I don’t have any illusions about who I have been, but I guess I was harboring some major illusions about who I believe I’m becoming. So I’ve been humbled and now I go on. That’s really the only option. I’ll lick my wounds for a short time, and then I’ll have to just get back to it: Being Kind. Just that. Trying, trying, trying.

But we know, don’t we? As Yoda said:

“Do or do not, there is no try.”




A friend died recently. He wasn’t a close friend, just someone I had known since we were in school together starting at age 6. Later on in our lives, we worked at the same company for a while, and even later, we were neighbors in a duplex quite by chance. He wasn’t a great neighbor (he was loud and always had people over at all hours), but he was a good guy and I enjoyed his company. He was one of the funniest people I’ve ever known. Always friendly, and oh, so funny!

So he’s gone now, and I find that I feel disproportionately bad about that. I have no idea how he died – he was only 55, and as far as I know he hadn’t been ill; I find myself just hoping it wasn’t suicide. I would hate to think of him so unhappy. I suppose I feel bad partly because he was my age and I hate to think of my own mortality this soon, but that’s not all of it. I feel sort of bad that we lost touch, but we were never that close, so it’s not that surprising. I’ve lost touch with people I was much closer to – that’s just the way it seems to go as people get older and lives and personalities age/change.

I think mostly I feel bad cuz he was one of the good ones, and now he’s gone. It doesn’t seem there are so many left that we can afford to lose any. He was a gentle and kind soul, with a little bit of a drinking problem and a great sense of humor. He was probably never going to make a mark on the world at large, but he made an impression on everyone he met, and the world is a little emptier without him. He had close friends and family, and he was here in a big way to those who knew him, and now he’s not here. Just that fast.

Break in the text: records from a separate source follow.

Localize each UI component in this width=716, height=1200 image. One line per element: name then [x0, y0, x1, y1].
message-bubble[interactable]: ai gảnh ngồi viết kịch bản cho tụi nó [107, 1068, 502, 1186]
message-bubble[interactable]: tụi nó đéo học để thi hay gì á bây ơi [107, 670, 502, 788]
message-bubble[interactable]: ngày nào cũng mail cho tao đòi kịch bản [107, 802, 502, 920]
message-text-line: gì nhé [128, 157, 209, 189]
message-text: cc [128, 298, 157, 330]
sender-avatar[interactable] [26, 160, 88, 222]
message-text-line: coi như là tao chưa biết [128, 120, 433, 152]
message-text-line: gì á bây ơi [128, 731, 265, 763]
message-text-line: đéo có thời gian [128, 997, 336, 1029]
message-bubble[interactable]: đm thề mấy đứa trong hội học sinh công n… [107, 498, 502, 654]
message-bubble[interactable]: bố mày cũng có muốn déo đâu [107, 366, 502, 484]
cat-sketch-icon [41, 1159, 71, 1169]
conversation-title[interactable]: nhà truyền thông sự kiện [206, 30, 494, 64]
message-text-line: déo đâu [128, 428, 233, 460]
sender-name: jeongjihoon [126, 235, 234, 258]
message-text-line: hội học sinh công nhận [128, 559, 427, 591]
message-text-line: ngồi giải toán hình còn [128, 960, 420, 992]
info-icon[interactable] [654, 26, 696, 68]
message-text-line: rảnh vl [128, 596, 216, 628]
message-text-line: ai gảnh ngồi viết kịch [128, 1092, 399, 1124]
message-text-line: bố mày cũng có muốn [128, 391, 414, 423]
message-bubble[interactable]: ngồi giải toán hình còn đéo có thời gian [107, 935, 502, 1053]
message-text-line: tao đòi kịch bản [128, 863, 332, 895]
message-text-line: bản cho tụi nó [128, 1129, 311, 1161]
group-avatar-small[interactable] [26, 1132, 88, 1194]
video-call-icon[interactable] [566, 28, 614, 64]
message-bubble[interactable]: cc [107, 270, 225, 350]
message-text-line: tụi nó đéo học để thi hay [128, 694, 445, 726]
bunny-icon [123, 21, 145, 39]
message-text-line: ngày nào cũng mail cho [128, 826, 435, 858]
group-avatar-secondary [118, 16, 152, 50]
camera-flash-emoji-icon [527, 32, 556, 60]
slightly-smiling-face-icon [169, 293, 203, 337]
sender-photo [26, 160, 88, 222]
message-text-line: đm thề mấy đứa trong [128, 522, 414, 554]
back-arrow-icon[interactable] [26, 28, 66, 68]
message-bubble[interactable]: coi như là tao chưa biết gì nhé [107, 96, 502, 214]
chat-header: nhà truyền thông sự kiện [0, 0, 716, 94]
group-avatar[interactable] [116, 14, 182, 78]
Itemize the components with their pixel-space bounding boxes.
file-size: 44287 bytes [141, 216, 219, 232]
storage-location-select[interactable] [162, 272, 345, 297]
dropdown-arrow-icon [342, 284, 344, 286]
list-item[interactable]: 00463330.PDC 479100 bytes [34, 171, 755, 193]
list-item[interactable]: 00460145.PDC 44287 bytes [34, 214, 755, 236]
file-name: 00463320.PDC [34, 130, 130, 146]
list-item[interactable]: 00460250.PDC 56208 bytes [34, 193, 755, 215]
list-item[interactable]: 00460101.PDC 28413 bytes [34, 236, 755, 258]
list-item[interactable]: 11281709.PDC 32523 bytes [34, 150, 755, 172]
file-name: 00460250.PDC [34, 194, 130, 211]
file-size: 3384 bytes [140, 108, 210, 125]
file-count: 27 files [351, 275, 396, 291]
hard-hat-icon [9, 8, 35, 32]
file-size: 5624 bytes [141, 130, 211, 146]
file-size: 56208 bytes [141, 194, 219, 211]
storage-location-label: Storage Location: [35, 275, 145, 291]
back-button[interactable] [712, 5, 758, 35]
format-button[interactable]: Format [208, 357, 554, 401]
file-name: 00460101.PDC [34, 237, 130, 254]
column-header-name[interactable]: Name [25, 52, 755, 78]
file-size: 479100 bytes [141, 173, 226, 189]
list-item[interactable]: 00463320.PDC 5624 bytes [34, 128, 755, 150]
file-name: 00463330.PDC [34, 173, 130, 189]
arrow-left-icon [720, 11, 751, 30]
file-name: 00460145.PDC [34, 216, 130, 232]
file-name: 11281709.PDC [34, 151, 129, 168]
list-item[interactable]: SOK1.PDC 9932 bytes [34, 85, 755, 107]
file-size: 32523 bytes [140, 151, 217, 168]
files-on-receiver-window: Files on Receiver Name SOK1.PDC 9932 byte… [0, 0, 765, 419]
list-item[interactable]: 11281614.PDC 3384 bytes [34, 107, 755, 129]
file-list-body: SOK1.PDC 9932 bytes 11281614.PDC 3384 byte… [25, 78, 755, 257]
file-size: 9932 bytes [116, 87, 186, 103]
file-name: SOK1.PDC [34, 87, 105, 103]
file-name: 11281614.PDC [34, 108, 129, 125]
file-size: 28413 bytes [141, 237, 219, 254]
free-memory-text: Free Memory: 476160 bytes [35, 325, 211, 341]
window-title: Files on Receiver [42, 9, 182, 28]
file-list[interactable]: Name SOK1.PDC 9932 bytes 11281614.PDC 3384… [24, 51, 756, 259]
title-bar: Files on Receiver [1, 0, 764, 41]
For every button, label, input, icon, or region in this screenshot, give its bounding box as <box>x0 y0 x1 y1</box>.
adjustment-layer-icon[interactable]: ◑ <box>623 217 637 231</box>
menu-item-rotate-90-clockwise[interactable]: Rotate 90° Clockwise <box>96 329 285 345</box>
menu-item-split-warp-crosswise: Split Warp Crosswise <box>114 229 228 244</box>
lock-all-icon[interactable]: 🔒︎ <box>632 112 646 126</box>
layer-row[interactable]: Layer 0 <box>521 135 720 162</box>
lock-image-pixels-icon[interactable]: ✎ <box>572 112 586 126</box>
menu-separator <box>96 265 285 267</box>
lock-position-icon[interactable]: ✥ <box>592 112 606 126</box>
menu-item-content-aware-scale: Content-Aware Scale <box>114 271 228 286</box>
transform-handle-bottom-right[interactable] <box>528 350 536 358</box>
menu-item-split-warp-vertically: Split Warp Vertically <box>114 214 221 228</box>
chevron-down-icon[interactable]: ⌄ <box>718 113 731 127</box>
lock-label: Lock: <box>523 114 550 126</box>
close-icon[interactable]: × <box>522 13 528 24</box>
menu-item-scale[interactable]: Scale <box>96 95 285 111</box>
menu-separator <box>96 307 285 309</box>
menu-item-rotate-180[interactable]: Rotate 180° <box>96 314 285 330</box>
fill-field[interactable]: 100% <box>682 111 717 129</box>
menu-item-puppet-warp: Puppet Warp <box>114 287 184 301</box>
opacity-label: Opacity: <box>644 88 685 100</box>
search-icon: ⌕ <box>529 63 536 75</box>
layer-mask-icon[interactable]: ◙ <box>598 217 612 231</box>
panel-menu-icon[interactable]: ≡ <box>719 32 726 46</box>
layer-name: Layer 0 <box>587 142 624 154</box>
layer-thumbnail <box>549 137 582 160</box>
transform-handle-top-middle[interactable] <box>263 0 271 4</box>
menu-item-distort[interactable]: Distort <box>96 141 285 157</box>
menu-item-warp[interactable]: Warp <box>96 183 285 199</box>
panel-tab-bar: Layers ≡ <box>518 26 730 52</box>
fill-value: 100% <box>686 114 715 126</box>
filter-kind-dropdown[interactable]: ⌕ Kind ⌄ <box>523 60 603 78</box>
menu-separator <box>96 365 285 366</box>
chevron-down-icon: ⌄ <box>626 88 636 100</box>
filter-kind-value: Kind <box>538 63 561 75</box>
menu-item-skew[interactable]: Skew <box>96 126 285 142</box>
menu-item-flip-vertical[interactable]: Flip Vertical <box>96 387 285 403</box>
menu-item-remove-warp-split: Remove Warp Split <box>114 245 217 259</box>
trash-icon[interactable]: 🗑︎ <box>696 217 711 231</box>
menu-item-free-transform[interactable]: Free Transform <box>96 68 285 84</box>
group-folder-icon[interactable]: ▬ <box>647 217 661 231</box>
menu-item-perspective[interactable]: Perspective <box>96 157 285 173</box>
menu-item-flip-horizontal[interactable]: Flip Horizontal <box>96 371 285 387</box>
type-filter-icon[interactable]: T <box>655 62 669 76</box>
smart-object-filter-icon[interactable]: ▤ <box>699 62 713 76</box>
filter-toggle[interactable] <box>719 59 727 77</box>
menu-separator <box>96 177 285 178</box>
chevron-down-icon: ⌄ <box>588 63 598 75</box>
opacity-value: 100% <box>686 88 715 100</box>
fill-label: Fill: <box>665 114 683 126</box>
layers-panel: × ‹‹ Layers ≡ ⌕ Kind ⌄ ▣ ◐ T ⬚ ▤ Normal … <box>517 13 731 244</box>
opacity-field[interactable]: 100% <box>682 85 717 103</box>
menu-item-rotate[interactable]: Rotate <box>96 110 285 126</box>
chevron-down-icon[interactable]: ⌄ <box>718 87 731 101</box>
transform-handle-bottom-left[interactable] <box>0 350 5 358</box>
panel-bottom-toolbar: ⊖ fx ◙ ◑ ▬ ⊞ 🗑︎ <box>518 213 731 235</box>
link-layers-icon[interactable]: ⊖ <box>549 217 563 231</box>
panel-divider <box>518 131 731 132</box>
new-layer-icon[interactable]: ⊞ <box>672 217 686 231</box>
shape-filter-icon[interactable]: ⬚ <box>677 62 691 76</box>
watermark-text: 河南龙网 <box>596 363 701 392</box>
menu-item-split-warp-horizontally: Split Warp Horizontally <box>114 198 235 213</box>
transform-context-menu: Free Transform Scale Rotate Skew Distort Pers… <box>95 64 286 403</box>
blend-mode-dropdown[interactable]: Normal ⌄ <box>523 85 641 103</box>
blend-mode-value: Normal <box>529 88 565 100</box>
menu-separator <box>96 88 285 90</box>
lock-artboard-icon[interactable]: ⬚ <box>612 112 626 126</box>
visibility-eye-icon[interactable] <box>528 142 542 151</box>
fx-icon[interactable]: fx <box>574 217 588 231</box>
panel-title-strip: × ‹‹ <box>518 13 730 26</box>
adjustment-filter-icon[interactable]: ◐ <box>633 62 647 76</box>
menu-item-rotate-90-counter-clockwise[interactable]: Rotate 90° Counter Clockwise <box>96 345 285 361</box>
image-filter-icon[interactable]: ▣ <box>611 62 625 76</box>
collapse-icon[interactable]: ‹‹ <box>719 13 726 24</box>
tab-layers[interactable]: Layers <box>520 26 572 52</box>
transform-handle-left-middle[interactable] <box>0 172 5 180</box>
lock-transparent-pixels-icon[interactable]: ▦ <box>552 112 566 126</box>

I suppose it will be that way for all of us, and it makes you think about what it’s all about and what you’re all about. Will I leave a mark? Will people not in my daily life mourn my passing? What kind of an impression will most people I’ve known be left with? I have a feeling it won’t be as good as the feeling Mike always left people with, and that makes me sad. I haven’t always been a particularly nice or friendly person, nor am I always now. Depression was responsible for some of that, but still, I probably could have been better.

I don’t want to live my life for other people, and mostly I don’t care what they think of me, except that I think I would like them to feel that I was at least kind. I would like them to be left with that memory. They can think whatever they want about the way I live my life, or the way I look, or anything about me, except that. If I drop dead tomorrow, I want someone to say about me the kinds of things I’ve been reading on Facebook about Mike.

So I realize I’ve just set myself a pretty good goal: Be Kind. Just that. I don’t know if I can achieve it, but now that I’ve identified its importance, I will try to be more mindful of it.

RIP Michael. Thanks for the memories, and thanks for the nudge.